Prior studies have reported conflicting findings regarding the association between WBCc and mortality in patients with STEMI undergoing primary PCI [16, 2527]. A recent large-scale study showed that an elevated baseline WBCc is an independent predictor of infarct size, as assessed by peak CK-MB level, and of 1-year cardiac mortality, noncardiac mortality, and major bleeding in STEMI patients treated by primary PCI [2]. Another study using CMR to assess infarct size in STEMI patients reported that neutrophil count independently predicts large infarctions and MACE [7]. The findings of the present study are consistent with these recent studies. Collectively, wider myocardial damage and infarct expansion induced by elevated baseline WBCc might lead to poor clinical outcomes.
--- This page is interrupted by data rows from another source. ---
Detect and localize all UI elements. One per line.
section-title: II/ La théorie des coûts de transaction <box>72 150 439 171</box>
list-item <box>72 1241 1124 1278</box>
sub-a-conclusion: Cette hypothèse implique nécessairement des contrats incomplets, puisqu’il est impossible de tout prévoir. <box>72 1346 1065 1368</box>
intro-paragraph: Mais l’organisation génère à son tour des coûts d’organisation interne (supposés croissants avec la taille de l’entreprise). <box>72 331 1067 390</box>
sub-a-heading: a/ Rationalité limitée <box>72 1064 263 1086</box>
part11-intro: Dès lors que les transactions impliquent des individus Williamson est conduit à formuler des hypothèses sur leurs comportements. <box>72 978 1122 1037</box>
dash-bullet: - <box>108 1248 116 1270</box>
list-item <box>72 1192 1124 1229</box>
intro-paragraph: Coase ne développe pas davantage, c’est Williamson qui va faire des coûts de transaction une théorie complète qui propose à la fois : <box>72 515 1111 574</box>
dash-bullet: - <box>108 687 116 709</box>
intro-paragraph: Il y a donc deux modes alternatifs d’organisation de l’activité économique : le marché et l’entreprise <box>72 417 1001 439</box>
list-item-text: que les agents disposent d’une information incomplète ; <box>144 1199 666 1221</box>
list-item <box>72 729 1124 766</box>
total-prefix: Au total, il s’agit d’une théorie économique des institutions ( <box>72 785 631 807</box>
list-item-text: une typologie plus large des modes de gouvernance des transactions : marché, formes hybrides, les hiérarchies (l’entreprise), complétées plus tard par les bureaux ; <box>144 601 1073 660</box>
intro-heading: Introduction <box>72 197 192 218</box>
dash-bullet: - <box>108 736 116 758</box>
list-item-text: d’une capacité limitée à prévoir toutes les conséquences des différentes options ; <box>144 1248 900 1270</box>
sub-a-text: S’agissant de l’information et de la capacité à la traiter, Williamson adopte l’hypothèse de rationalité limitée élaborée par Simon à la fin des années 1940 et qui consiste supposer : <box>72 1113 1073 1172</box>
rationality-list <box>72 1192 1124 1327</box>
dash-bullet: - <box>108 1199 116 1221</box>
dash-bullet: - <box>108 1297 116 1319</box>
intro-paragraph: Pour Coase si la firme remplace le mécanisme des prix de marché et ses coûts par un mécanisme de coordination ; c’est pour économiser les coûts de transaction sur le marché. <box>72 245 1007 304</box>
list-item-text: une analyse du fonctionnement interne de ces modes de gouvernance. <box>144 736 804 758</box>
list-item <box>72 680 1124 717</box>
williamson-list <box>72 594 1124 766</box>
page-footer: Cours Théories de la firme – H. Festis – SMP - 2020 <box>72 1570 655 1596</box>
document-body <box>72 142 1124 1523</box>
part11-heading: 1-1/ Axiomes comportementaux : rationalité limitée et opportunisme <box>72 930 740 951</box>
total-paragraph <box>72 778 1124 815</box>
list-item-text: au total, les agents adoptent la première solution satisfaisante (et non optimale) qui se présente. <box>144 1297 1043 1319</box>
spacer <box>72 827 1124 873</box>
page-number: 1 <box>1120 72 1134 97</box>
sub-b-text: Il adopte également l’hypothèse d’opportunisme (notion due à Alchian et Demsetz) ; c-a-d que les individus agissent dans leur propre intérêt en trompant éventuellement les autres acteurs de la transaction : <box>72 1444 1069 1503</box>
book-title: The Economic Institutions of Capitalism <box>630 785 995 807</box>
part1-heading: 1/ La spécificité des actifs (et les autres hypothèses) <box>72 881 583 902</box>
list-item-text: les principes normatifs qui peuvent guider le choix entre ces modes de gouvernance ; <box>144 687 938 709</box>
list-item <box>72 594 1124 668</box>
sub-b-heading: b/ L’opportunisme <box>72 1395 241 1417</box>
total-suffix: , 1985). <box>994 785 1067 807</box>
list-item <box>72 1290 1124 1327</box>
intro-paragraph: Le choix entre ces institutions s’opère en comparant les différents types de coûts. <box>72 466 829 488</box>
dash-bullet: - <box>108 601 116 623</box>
Myocardial blush grade and CMR findings

Successful microcirculatory reperfusion, defined as MBG 2 or 3, is associated with smaller enzymatic infarct size [28]. Recent studies comparing infarct size measured by CMR in AMI patients showed that MBG 2/3 was associated with reduction of infarct size and MVO [29] or infarct transmurality [30]. In the present study, MBG 2/3 was achieved in 65.2 % of patients and associated with smaller infarct size, less MVO and lower infarct transmurality. The results of our study correspond with prior studies. These data might provide the mechanistic link between MBG and mortality [31].

Study limitations

There are several limitations to this study. First, this was a nonrandomized, observational study, which may have significantly affected the results due to confounding factors. Second, information on the WBC subtypes was not available. Nevertheless, a prior study suggested that total WBCc is correlated better with long-term prognosis than WBC differential count [32]. Third, serial data on WBCc were not available. It has been reported that neutrophil count at 12 h after revascularization independently predicted large infarctions. Although serial measurements can increase the predictive power of WBCc, it is more practical and feasible to measure WBCc on admission. Fourth, despite that there was no difference in the interval from procedure to CMR between the groups, but infarct size may vary significantly if measured 3–45 days post PCI. Lastly, low event rate in our study population and the wide C.I suggest multivariate model over fitting and does not provide convincing evidence toward poorer outcomes.

Conclusions

The present study shows that an elevated baseline WBCc in patients with STEMI undergoing primary PCI is associated with less myocardial salvage and larger infarct size as assessed by CMR and higher 1-year MACE rates. WBCc on admission is a marker of infarct severity, and furthermore, can aggravate infarcts per se. The potential therapeutic implications of these conclusions deserve further investigation.